The artist would produce a number of paintings within the genre of social realism earlier in his career, such as poor people travelling by train. He enjoyed this reflection on the lives of the ordinary but would later prefer to focus on the lives of fishermen, as this would allow a brighter palette of colour and was also a significant part of life in his native Valencia. Normally he would produce portraits of them at sea or around the beach area, meaning this painting titled Fishing Nets is a slight diversion from the norm. He loved to capture the balance of man and nature, with some artworks even feature animals alongside, normally from cattle dragging these vessels across the beach. He would also later include fisherwomen who themselves played an important part in this ecosystem that no doubt had been continuing down generations for many years and likely still exists in much the same capacity today.
Why does this particular artwork differ in terms of how Sorolla captures the fishing industry within Valencia?
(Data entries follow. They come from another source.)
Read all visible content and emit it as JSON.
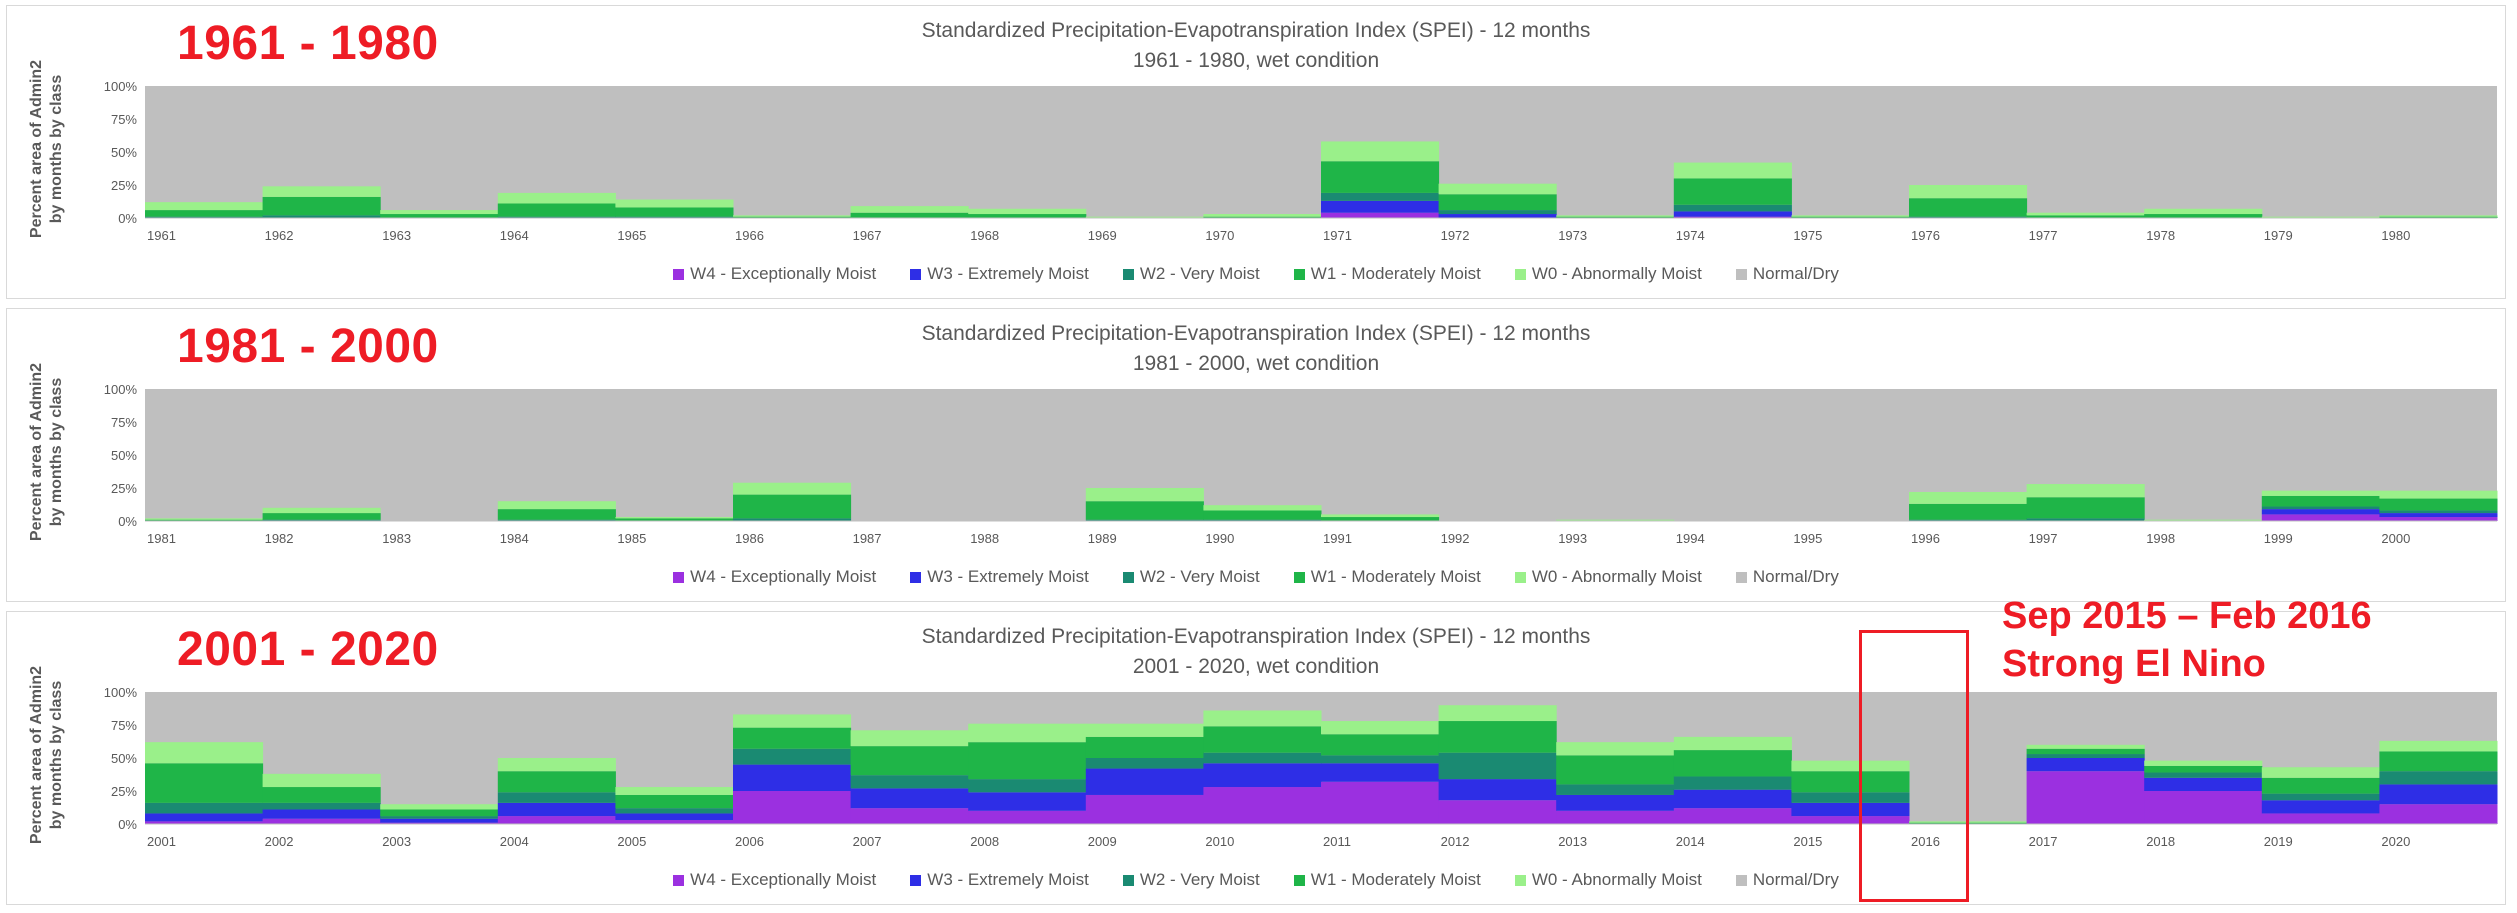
{
  "colors": {
    "W4": "#9b30e0",
    "W3": "#2e2ee6",
    "W2": "#1a8a72",
    "W1": "#1fb548",
    "W0": "#9af08a",
    "ND": "#bfbfbf",
    "highlight": "#ee1c25"
  },
  "annotation": {
    "line1": "Sep 2015 – Feb 2016",
    "line2": "Strong El Nino"
  },
  "chart_data": [
    {
      "type": "area",
      "title": "Standardized Precipitation-Evapotranspiration Index (SPEI) - 12 months",
      "subtitle": "1961 - 1980, wet condition",
      "period_label": "1961 - 1980",
      "ylabel_line1": "Percent area of Admin2",
      "ylabel_line2": "by months by class",
      "ylim": [
        0,
        100
      ],
      "yticks": [
        "0%",
        "25%",
        "50%",
        "75%",
        "100%"
      ],
      "stacked": true,
      "x": [
        "1961",
        "1962",
        "1963",
        "1964",
        "1965",
        "1966",
        "1967",
        "1968",
        "1969",
        "1970",
        "1971",
        "1972",
        "1973",
        "1974",
        "1975",
        "1976",
        "1977",
        "1978",
        "1979",
        "1980"
      ],
      "series": [
        {
          "name": "W4 - Exceptionally Moist",
          "key": "W4",
          "values": [
            0,
            0,
            0,
            0,
            0,
            0,
            0,
            0,
            0,
            0,
            4,
            0,
            0,
            1,
            0,
            0,
            0,
            0,
            0,
            0
          ]
        },
        {
          "name": "W3 - Extremely Moist",
          "key": "W3",
          "values": [
            0,
            0,
            0,
            0,
            0,
            0,
            0,
            0,
            0,
            0,
            9,
            3,
            0,
            4,
            0,
            0,
            0,
            0,
            0,
            0
          ]
        },
        {
          "name": "W2 - Very Moist",
          "key": "W2",
          "values": [
            1,
            2,
            0,
            1,
            1,
            0,
            0,
            0,
            0,
            0,
            6,
            3,
            0,
            5,
            0,
            1,
            0,
            0,
            0,
            0
          ]
        },
        {
          "name": "W1 - Moderately Moist",
          "key": "W1",
          "values": [
            5,
            14,
            3,
            10,
            7,
            1,
            4,
            3,
            0,
            1,
            24,
            12,
            1,
            20,
            1,
            14,
            2,
            3,
            0,
            1
          ]
        },
        {
          "name": "W0 - Abnormally Moist",
          "key": "W0",
          "values": [
            6,
            8,
            3,
            8,
            6,
            1,
            5,
            4,
            1,
            2,
            15,
            8,
            1,
            12,
            1,
            10,
            2,
            4,
            1,
            1
          ]
        },
        {
          "name": "Normal/Dry",
          "key": "ND",
          "values": [
            88,
            76,
            94,
            81,
            86,
            98,
            91,
            93,
            99,
            97,
            42,
            74,
            98,
            58,
            98,
            75,
            96,
            93,
            99,
            98
          ]
        }
      ]
    },
    {
      "type": "area",
      "title": "Standardized Precipitation-Evapotranspiration Index (SPEI) - 12 months",
      "subtitle": "1981 - 2000, wet condition",
      "period_label": "1981 - 2000",
      "ylabel_line1": "Percent area of Admin2",
      "ylabel_line2": "by months by class",
      "ylim": [
        0,
        100
      ],
      "yticks": [
        "0%",
        "25%",
        "50%",
        "75%",
        "100%"
      ],
      "stacked": true,
      "x": [
        "1981",
        "1982",
        "1983",
        "1984",
        "1985",
        "1986",
        "1987",
        "1988",
        "1989",
        "1990",
        "1991",
        "1992",
        "1993",
        "1994",
        "1995",
        "1996",
        "1997",
        "1998",
        "1999",
        "2000"
      ],
      "series": [
        {
          "name": "W4 - Exceptionally Moist",
          "key": "W4",
          "values": [
            0,
            0,
            0,
            0,
            0,
            0,
            0,
            0,
            0,
            0,
            0,
            0,
            0,
            0,
            0,
            0,
            0,
            0,
            5,
            3
          ]
        },
        {
          "name": "W3 - Extremely Moist",
          "key": "W3",
          "values": [
            0,
            0,
            0,
            0,
            0,
            0,
            0,
            0,
            0,
            0,
            0,
            0,
            0,
            0,
            0,
            0,
            0,
            0,
            4,
            3
          ]
        },
        {
          "name": "W2 - Very Moist",
          "key": "W2",
          "values": [
            0,
            1,
            0,
            1,
            0,
            2,
            0,
            0,
            1,
            1,
            0,
            0,
            0,
            0,
            0,
            1,
            2,
            0,
            2,
            2
          ]
        },
        {
          "name": "W1 - Moderately Moist",
          "key": "W1",
          "values": [
            1,
            5,
            0,
            8,
            2,
            18,
            0,
            0,
            14,
            7,
            3,
            0,
            0,
            0,
            0,
            12,
            16,
            0,
            8,
            9
          ]
        },
        {
          "name": "W0 - Abnormally Moist",
          "key": "W0",
          "values": [
            1,
            4,
            0,
            6,
            1,
            9,
            0,
            0,
            10,
            4,
            2,
            0,
            1,
            0,
            0,
            9,
            10,
            1,
            4,
            6
          ]
        },
        {
          "name": "Normal/Dry",
          "key": "ND",
          "values": [
            98,
            90,
            100,
            85,
            97,
            71,
            100,
            100,
            75,
            88,
            95,
            100,
            99,
            100,
            100,
            78,
            72,
            99,
            77,
            77
          ]
        }
      ]
    },
    {
      "type": "area",
      "title": "Standardized Precipitation-Evapotranspiration Index (SPEI) - 12 months",
      "subtitle": "2001 - 2020, wet condition",
      "period_label": "2001 - 2020",
      "ylabel_line1": "Percent area of Admin2",
      "ylabel_line2": "by months by class",
      "ylim": [
        0,
        100
      ],
      "yticks": [
        "0%",
        "25%",
        "50%",
        "75%",
        "100%"
      ],
      "stacked": true,
      "x": [
        "2001",
        "2002",
        "2003",
        "2004",
        "2005",
        "2006",
        "2007",
        "2008",
        "2009",
        "2010",
        "2011",
        "2012",
        "2013",
        "2014",
        "2015",
        "2016",
        "2017",
        "2018",
        "2019",
        "2020"
      ],
      "series": [
        {
          "name": "W4 - Exceptionally Moist",
          "key": "W4",
          "values": [
            2,
            4,
            1,
            6,
            3,
            25,
            12,
            10,
            22,
            28,
            32,
            18,
            10,
            12,
            6,
            0,
            40,
            25,
            8,
            15
          ]
        },
        {
          "name": "W3 - Extremely Moist",
          "key": "W3",
          "values": [
            6,
            7,
            3,
            10,
            5,
            20,
            15,
            14,
            20,
            18,
            14,
            16,
            12,
            14,
            10,
            0,
            10,
            10,
            10,
            15
          ]
        },
        {
          "name": "W2 - Very Moist",
          "key": "W2",
          "values": [
            8,
            5,
            2,
            8,
            4,
            12,
            10,
            10,
            8,
            8,
            6,
            20,
            8,
            10,
            8,
            0,
            3,
            4,
            5,
            10
          ]
        },
        {
          "name": "W1 - Moderately Moist",
          "key": "W1",
          "values": [
            30,
            12,
            5,
            16,
            10,
            16,
            22,
            28,
            16,
            20,
            16,
            24,
            22,
            20,
            16,
            1,
            4,
            5,
            12,
            15
          ]
        },
        {
          "name": "W0 - Abnormally Moist",
          "key": "W0",
          "values": [
            16,
            10,
            4,
            10,
            6,
            10,
            12,
            14,
            10,
            12,
            10,
            12,
            10,
            10,
            8,
            1,
            3,
            4,
            8,
            8
          ]
        },
        {
          "name": "Normal/Dry",
          "key": "ND",
          "values": [
            38,
            62,
            85,
            50,
            72,
            17,
            29,
            24,
            24,
            14,
            22,
            10,
            38,
            34,
            52,
            98,
            40,
            52,
            57,
            37
          ]
        }
      ]
    }
  ]
}
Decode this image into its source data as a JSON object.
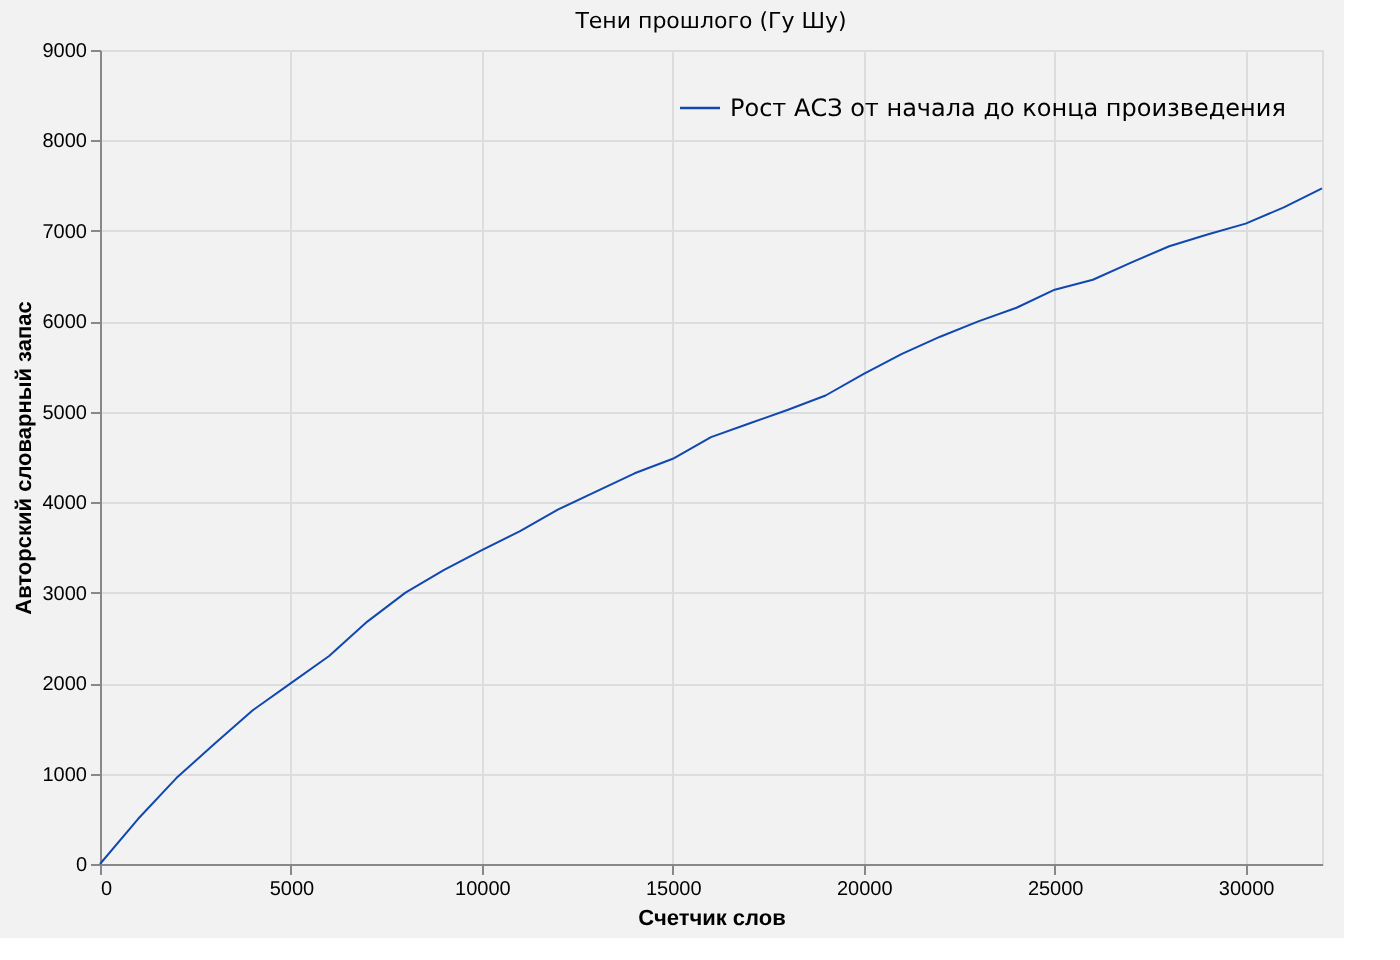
{
  "chart_data": {
    "type": "line",
    "title": "Тени прошлого (Гу Шу)",
    "xlabel": "Счетчик слов",
    "ylabel": "Авторский словарный запас",
    "x": [
      0,
      1000,
      2000,
      3000,
      4000,
      5000,
      6000,
      7000,
      8000,
      9000,
      10000,
      11000,
      12000,
      13000,
      14000,
      15000,
      16000,
      17000,
      18000,
      19000,
      20000,
      21000,
      22000,
      23000,
      24000,
      25000,
      26000,
      27000,
      28000,
      29000,
      30000,
      31000,
      32000
    ],
    "series": [
      {
        "name": "Рост АСЗ от начала до конца произведения",
        "color": "#1048b0",
        "values": [
          0,
          500,
          950,
          1330,
          1700,
          2000,
          2300,
          2680,
          3000,
          3250,
          3470,
          3680,
          3920,
          4120,
          4320,
          4480,
          4720,
          4870,
          5020,
          5180,
          5420,
          5640,
          5830,
          6000,
          6150,
          6350,
          6460,
          6650,
          6830,
          6960,
          7080,
          7260,
          7470
        ]
      }
    ],
    "xlim": [
      0,
      32000
    ],
    "ylim": [
      0,
      9000
    ],
    "xticks": [
      0,
      5000,
      10000,
      15000,
      20000,
      25000,
      30000
    ],
    "yticks": [
      0,
      1000,
      2000,
      3000,
      4000,
      5000,
      6000,
      7000,
      8000,
      9000
    ],
    "grid": true,
    "legend": "top right",
    "line_style": "solid"
  }
}
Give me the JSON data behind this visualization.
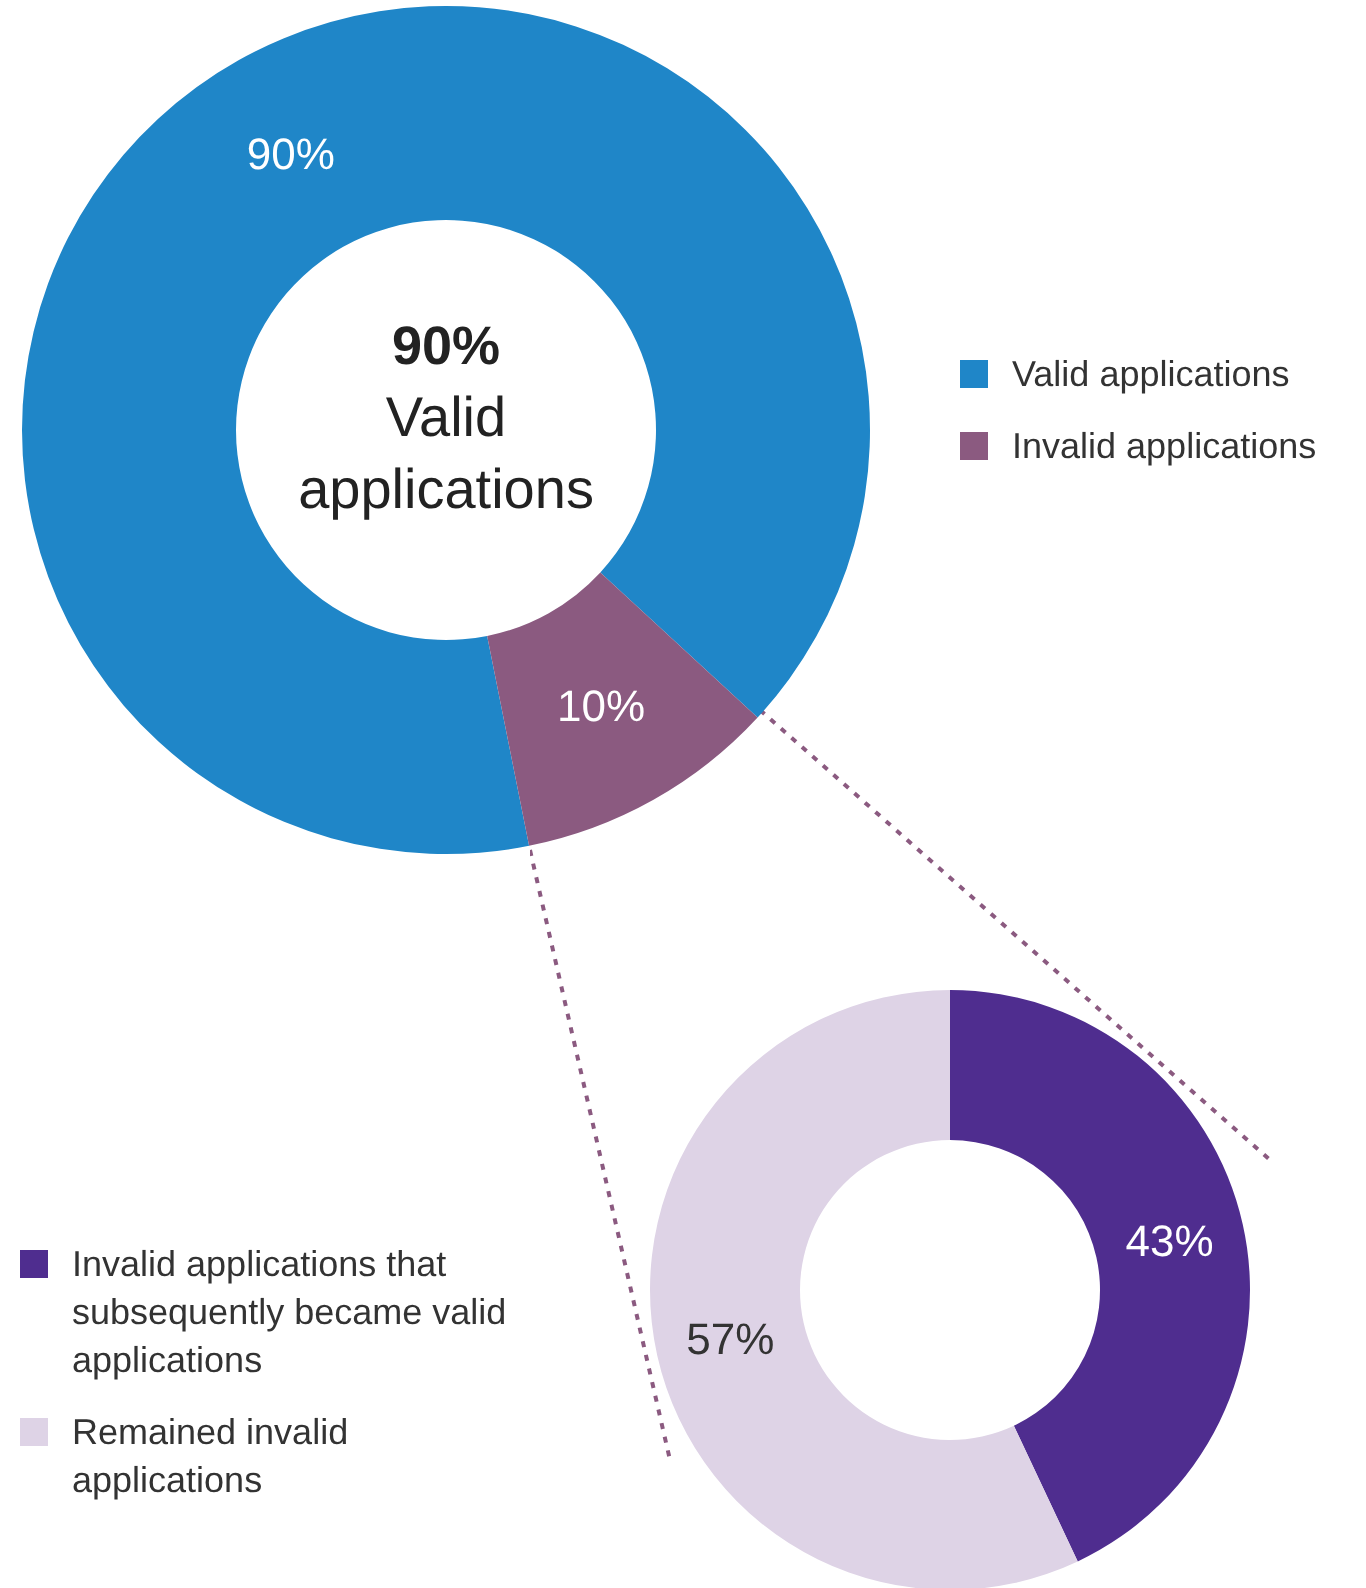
{
  "chart_data": [
    {
      "type": "donut",
      "categories": [
        "Valid applications",
        "Invalid applications"
      ],
      "values": [
        90,
        10
      ],
      "colors": [
        "#1f86c8",
        "#8b5a80"
      ],
      "value_labels": [
        "90%",
        "10%"
      ],
      "annotations": [
        "90%",
        "Valid applications"
      ],
      "legend": "right"
    },
    {
      "type": "donut",
      "categories": [
        "Invalid applications that subsequently became valid applications",
        "Remained invalid applications"
      ],
      "values": [
        43,
        57
      ],
      "colors": [
        "#4f2d8f",
        "#ded3e6"
      ],
      "value_labels": [
        "43%",
        "57%"
      ],
      "legend": "bottom left"
    }
  ]
}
The painting itself, Fishing Nets, was completed in 1893 which makes it relatively early as compared to most of his beach-based artworks. It may have been that he was transitioning from his spell of social realism by capturing these two figures attempting to mend and tidy their fishing nets. The artist was clearly already intrigued by their everyday lives, but later on perhaps understood that he could use the beach and waves to insert bright colours and lift these compositions to a new level. That said, this unique work features some beautiful additions which underlines the artist's ability to produce incredibly subtle variations of colour which would ultimately make many of his paintings reach almost a photo-realistic level of accuracy. See other fine examples of his work, such as Women Walking on the Beach (Paseo a orillas del mar), Sewing the Sail and Sad Inheritance.
Sorolla was a particularly subtle artist who loved to produce extraordinary numbers of variations of the same colour which helped to make many of his paintings incredibly lifelike. That is why he would sometimes use huge canvases in order to maximise his level of detail, but in most cases his beach paintings would be delivered in a more standard sized format. The way in which the light would impact each and every object in his paintings would fascinate him, and his level of precision would also make him similar in approach to many of the French Impressionists. Those of us who have been fortunate enough to spend time in the beautiful country of Spain will find many of his artworks familiar in terms of the incredible saturation of light, and the way in which that would bring out an abundance of colour which has helped Sorolla to become one of the finest Spanish artists of all time, and someone who continues to be applauded and studied by new generations again and again.